Bonum Certa Men Certa

An Update About Soylent News, With Jan Rinok "Back in the Saddle"

posted by Roy Schestowitz on Oct 21, 2025,
updated Oct 21, 2025

Burnout or "near burnout" a possibility when having to curate abuse*

Could you tell us more about the types of comments that you legally have to delete?

Jan Rinok, the person who leads the editorial side of Soylent News, is back after "near burnout" [1, 2, 3] (the same trolls who targeted us and committed crimes against my family also targeted him). He is originally from Manchester, too, not that it matters all that much.

Anyway, Mr. Rinok writes (a few hours ago): "Many of you will recall that I had to step back from many of my site duties to begin a period of medical treatment. That has now been completed and, although it was not 100% successful, I am feeling better than when it started. During that time I was asked, where possible, to continue to help manage the site until replacements could be found for various roles."

This is what he wrote regarding moderation (some people joke about this in the comments):

Some of you will be unaware of 'flagging'. Staff with a specific seclev have had the ability to delete comments from the database since the site was created . This is necessary because legally we are required to remove certain material. Initially the deletion was a 'hard' delete and although the database remained in a stable condition, the linking of comments below a deletion was broken so that while they existed in the database but could not be seen. kolie corrected this to a soft delete - 'deleted' comments would not display but subsequent comments still displayed as they should. It is a far better system. However, it is a system that is still under development although the basic system is fully functional. It is a continuation of the community discussions that kolie held in his journal over the last year or two.
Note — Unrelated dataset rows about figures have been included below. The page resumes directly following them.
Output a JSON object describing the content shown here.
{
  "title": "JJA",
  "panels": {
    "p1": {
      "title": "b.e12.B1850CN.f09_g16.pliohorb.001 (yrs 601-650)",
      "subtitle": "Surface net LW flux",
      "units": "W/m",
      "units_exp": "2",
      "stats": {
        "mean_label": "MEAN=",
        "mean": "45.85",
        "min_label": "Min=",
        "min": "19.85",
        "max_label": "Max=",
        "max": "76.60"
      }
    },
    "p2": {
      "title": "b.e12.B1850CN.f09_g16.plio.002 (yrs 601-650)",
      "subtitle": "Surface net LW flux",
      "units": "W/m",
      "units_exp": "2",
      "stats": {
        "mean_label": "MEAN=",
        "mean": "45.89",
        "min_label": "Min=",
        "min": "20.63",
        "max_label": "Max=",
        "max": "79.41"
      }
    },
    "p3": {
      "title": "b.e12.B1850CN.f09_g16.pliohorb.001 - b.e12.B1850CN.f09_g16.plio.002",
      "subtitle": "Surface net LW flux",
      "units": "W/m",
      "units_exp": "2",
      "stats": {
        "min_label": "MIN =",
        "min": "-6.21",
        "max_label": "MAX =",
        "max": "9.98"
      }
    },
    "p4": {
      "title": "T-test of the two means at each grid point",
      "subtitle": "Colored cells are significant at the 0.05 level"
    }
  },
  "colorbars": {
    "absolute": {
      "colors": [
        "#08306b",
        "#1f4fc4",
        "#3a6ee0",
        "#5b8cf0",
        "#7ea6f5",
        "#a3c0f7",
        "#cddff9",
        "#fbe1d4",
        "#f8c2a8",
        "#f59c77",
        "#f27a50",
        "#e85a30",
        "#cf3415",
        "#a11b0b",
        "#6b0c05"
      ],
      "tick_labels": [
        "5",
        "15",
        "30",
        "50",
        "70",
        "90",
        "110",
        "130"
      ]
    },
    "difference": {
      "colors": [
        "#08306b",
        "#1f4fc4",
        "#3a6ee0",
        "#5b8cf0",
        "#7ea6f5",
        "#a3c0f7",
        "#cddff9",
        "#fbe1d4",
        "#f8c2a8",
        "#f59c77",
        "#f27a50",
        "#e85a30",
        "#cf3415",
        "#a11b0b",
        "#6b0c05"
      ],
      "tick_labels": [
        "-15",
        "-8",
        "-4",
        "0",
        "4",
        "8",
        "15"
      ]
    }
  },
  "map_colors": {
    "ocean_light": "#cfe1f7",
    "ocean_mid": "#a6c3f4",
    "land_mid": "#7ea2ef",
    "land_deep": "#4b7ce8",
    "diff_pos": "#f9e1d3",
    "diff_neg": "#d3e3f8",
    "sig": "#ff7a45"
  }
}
With the relatively small (but slowly growing) community the number of journals being used has also fallen. Furthermore, they have been targeted by ACs who in a small number of cases have abused the journals and made them unusable for the owners purpose. Flagging such abuses removes the abuse from view but of course others rightly complained that there was no community visibility of flagged material. Thus it is necessary to develop a management system which allows a flagged comment to be reviewed, returned to view if it has been incorrectly flagged, edited if the offending material can be removed, or blocked entirely in the event of CSAM, doxxing, banned users, or unacceptable material being found.

Journal owners complained that their journals were being spoiled by the antics of the few ACs and as a trial we have given the journal owners the ability to flag material that they believe is intended to disrupt their discussions or to abuse the journal owner directly. That trial is running at the moment. Several journal owners have used it, but there is no obligation on any journal owner to do so if they do not wish to. It is in addition to the current moderation system and it is not intended to replace it - indeed argument and moderation should be used if it is simply a difference of opinion. The alternative would be to make journals accessible only to logged-in users in the same way that front page stories are currently published.
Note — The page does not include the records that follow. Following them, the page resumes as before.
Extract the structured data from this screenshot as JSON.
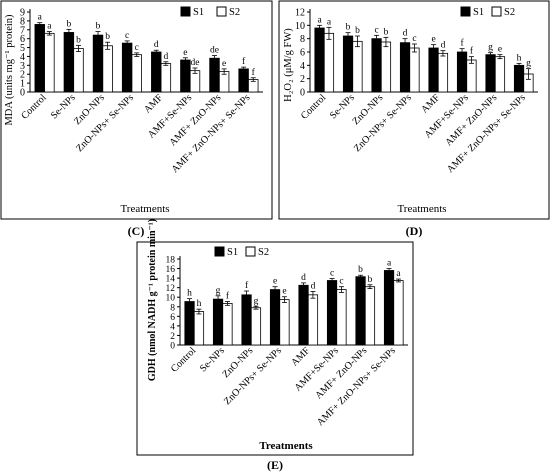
{
  "figure": {
    "panels": [
      {
        "id": "C",
        "label": "(C)",
        "ylabel": "MDA (units mg⁻¹ protein)",
        "xlabel": "Treatments",
        "legend": [
          "S1",
          "S2"
        ],
        "legend_position": "top-right",
        "ylim": [
          0,
          9
        ],
        "ystep": 1,
        "colors": {
          "S1": "#000000",
          "S2": "#ffffff"
        }
      },
      {
        "id": "D",
        "label": "(D)",
        "ylabel": "H₂O₂ (μM/g FW)",
        "xlabel": "Treatments",
        "legend": [
          "S1",
          "S2"
        ],
        "legend_position": "top-right",
        "ylim": [
          0,
          12
        ],
        "ystep": 2,
        "colors": {
          "S1": "#000000",
          "S2": "#ffffff"
        }
      },
      {
        "id": "E",
        "label": "(E)",
        "ylabel": "GDH (nmol NADH g⁻¹ protein min⁻¹)",
        "xlabel": "Treatments",
        "legend": [
          "S1",
          "S2"
        ],
        "legend_position": "top-left",
        "ylim": [
          0,
          18
        ],
        "ystep": 2,
        "colors": {
          "S1": "#000000",
          "S2": "#ffffff"
        }
      }
    ]
  },
  "chart_data": [
    {
      "type": "bar",
      "panel": "(C)",
      "categories": [
        "Control",
        "Se-NPs",
        "ZnO-NPs",
        "ZnO-NPs+ Se-NPs",
        "AMF",
        "AMF+Se-NPs",
        "AMF+ ZnO-NPs",
        "AMF+ ZnO-NPs+ Se-NPs"
      ],
      "series": [
        {
          "name": "S1",
          "values": [
            7.6,
            6.7,
            6.4,
            5.5,
            4.5,
            3.6,
            3.8,
            2.6
          ],
          "errors": [
            0.2,
            0.35,
            0.4,
            0.25,
            0.2,
            0.25,
            0.3,
            0.2
          ],
          "letters": [
            "a",
            "b",
            "b",
            "c",
            "d",
            "e",
            "de",
            "f"
          ]
        },
        {
          "name": "S2",
          "values": [
            6.6,
            4.9,
            5.2,
            4.2,
            3.2,
            2.4,
            2.3,
            1.4
          ],
          "errors": [
            0.2,
            0.35,
            0.4,
            0.2,
            0.2,
            0.3,
            0.3,
            0.2
          ],
          "letters": [
            "a",
            "b",
            "b",
            "c",
            "d",
            "de",
            "e",
            "f"
          ]
        }
      ],
      "xlabel": "Treatments",
      "ylabel": "MDA (units mg⁻¹ protein)",
      "ylim": [
        0,
        9
      ],
      "grid": false,
      "legend": "top-right"
    },
    {
      "type": "bar",
      "panel": "(D)",
      "categories": [
        "Control",
        "Se-NPs",
        "ZnO-NPs",
        "ZnO-NPs+ Se-NPs",
        "AMF",
        "AMF+Se-NPs",
        "AMF+ ZnO-NPs",
        "AMF+ ZnO-NPs+ Se-NPs"
      ],
      "series": [
        {
          "name": "S1",
          "values": [
            9.6,
            8.4,
            8.0,
            7.4,
            6.6,
            6.0,
            5.6,
            4.0
          ],
          "errors": [
            0.4,
            0.5,
            0.5,
            0.6,
            0.5,
            0.5,
            0.3,
            0.3
          ],
          "letters": [
            "a",
            "b",
            "c",
            "d",
            "e",
            "f",
            "g",
            "h"
          ]
        },
        {
          "name": "S2",
          "values": [
            8.8,
            7.6,
            7.5,
            6.6,
            5.8,
            4.8,
            5.3,
            2.7
          ],
          "errors": [
            0.9,
            0.8,
            0.7,
            0.6,
            0.4,
            0.5,
            0.3,
            0.8
          ],
          "letters": [
            "a",
            "b",
            "b",
            "c",
            "d",
            "f",
            "e",
            "g"
          ]
        }
      ],
      "xlabel": "Treatments",
      "ylabel": "H₂O₂ (μM/g FW)",
      "ylim": [
        0,
        12
      ],
      "grid": false,
      "legend": "top-right"
    },
    {
      "type": "bar",
      "panel": "(E)",
      "categories": [
        "Control",
        "Se-NPs",
        "ZnO-NPs",
        "ZnO-NPs+ Se-NPs",
        "AMF",
        "AMF+Se-NPs",
        "AMF+ ZnO-NPs",
        "AMF+ ZnO-NPs+ Se-NPs"
      ],
      "series": [
        {
          "name": "S1",
          "values": [
            9.1,
            9.6,
            10.5,
            11.6,
            12.5,
            13.5,
            14.3,
            15.6
          ],
          "errors": [
            0.6,
            0.7,
            0.8,
            0.6,
            0.5,
            0.4,
            0.3,
            0.4
          ],
          "letters": [
            "h",
            "g",
            "f",
            "e",
            "d",
            "c",
            "b",
            "a"
          ]
        },
        {
          "name": "S2",
          "values": [
            7.0,
            8.7,
            7.8,
            9.5,
            10.5,
            11.6,
            12.2,
            13.5
          ],
          "errors": [
            0.5,
            0.4,
            0.3,
            0.6,
            0.7,
            0.6,
            0.4,
            0.3
          ],
          "letters": [
            "h",
            "f",
            "g",
            "e",
            "d",
            "c",
            "b",
            "a"
          ]
        }
      ],
      "xlabel": "Treatments",
      "ylabel": "GDH (nmol NADH g⁻¹ protein min⁻¹)",
      "ylim": [
        0,
        18
      ],
      "grid": false,
      "legend": "top-left"
    }
  ]
}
"ACs" means anonymous cowards or "trolls". We no longer have such issues because we don't facilitate comments in articles. We use IRC for discussions. We also don't do social control media - another vector of extreme provocation.
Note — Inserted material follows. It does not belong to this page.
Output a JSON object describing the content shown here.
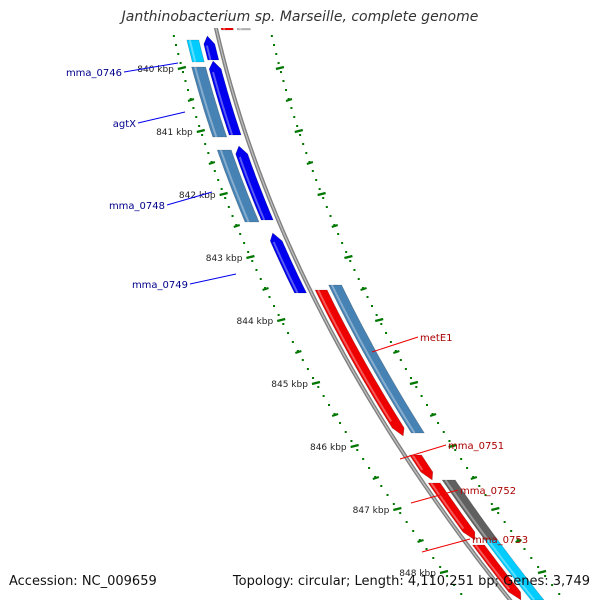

A relative of mine, who manages a very large newspaper, recently commented that opening up to random comments had become a nightmare. She said she had to disable them all.

The above, from Mr. Rinok, speaks of "CSAM, doxxing, banned users, or unacceptable material being found..."

In the past, when comments were possible on articles, we'd get to witness serious threats being made (not only against us, also other commenters). We had to pass a new policy to handle threats. It was partly a legal matter.

Anyway, we don't have this issue anymore; abuse, harassment and hate crimes can be handled differently [1, 2].

_____

* Look at the sort of things they need to deal with. As per Mr. Rinok:

We have had a couple of Tier 1 posts (CSAM) but none recently. The legal requirements were followed and the offending material reported and deleted. We have also had several posts that gave links to CSAM material but did not contain imagery themselves. They were also reported. More frequently we have had fake accounts created with content written in foreign languages. Various translation sites indicated material that some were linked to prostitution, including boys. We therefore stress that the language of this site is English - we don't care which dialect.

Tier 2 material tends to be attempts to intimidate us into accepting someone else's rights when they are not deserved - in other words scams! I can only recall 1 request to take down a post - which we did. We have not used that source again so I'm not certain that they can consider it a 'win'. We reject material that is taken (sometimes verbatim) from Slashdot stories. I can never be sure whether these submission are a genuine mistake regarding our rules or someone trying to stir up trouble. Regardless they are not used.

The major problem that we have is that, even if we are innocent, if somebody is intent on threatening us with legal action we could not even raise enough to pay for a lawyers letter challenging the threat! We therefore try to stay on the 'safe' side wherever possible.

We intentionally have a fairly constant layout for our site's stories. We include the link for the source to ensure that we attribute the work to the appropriate publications. We do not claim the material is ours but we rely on fair-use to initiate a discussion. We also include links at the end of science topics whenever possible linking to the relevant papers and journals. Increasingly such links are being paywalled even for publicly funded research.